Group Leader (Biology and Pharmacology)

Therapeutic Development Branch

Division of Preclinical Innovation

Contact Info

Portrait of Wei Zheng


Wei Zheng, M.D., Ph.D., is a group leader of biology and pharmacology in the Therapeutic Development Branch within NCATS’ Division of Preclinical Innovation, where he leads a group of biologists and pharmacologists in support of preclinical drug development.

In 2005, Zheng joined the NIH Chemical Genomics Center — now known as the Early Translation Branch — where he helped to establish the high-throughput screening facility and served as a group leader for probe discovery and development.

Prior to joining NIH, Zheng spent 12 years as a researcher at pharmaceutical companies — including Berlex, Amgen and Merck — where he gained extensive experience in target identification, assay development, high-throughput screening and lead optimization in the fields of cancer and cardiovascular, autoimmune, neuronal and infectious diseases.

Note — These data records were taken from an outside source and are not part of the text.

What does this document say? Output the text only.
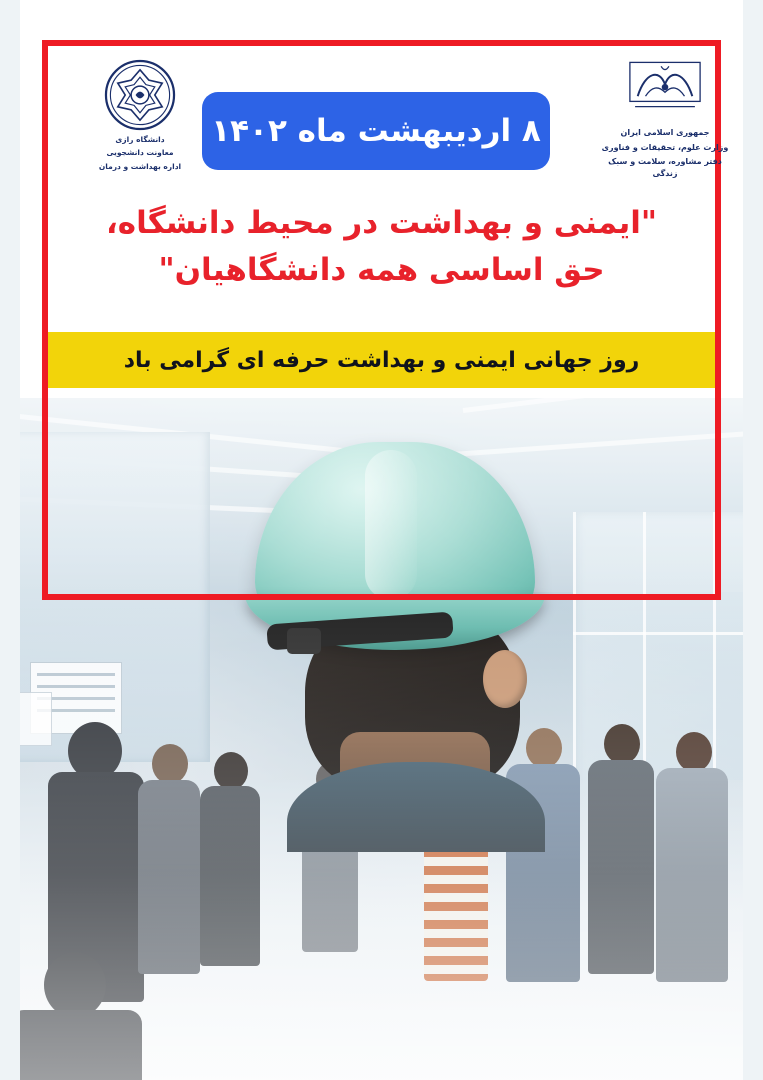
دانشگاه رازی
معاونت دانشجویی
اداره بهداشت و درمان
جمهوری اسلامی ایران
وزارت علوم، تحقیقات و فناوری
دفتر مشاوره، سلامت و سبک زندگی
۸ اردیبهشت ماه ۱۴۰۲
"ایمنی و بهداشت در محیط دانشگاه،
حق اساسی همه دانشگاهیان"
روز جهانی ایمنی و بهداشت حرفه ای گرامی باد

Zheng obtained a medical degree and a Master’s degree in pharmacology from the Zhenjiang University in China. He then obtained a doctorate in pharmacology from the State University of New York at Buffalo, where he studied ion channel pharmacology and molecular biology, with a focus on the voltage-gated calcium channels and calcium channel blockers.

Zheng is a co-author of more than 250 peer-reviewed publications that have been cited in the biomedical research field.

Research Interests

Zheng leads a biology group for advancing projects for rare and neglected diseases through preclinical drug development to Investigational New Drug application and clinical trials. He collaborates with researchers from NIH and academic institutes on drug repurposing screens to accelerate drug development for emerging infectious and rare diseases. Zheng’s laboratory also works with disease foundations and biotech companies on drug discoveries for rare genetic diseases. Additionally, Zheng’s group works on new disease-modeling systems using patient cells and 3-D organoids differentiated from patient-derived induced pluripotent stem cells.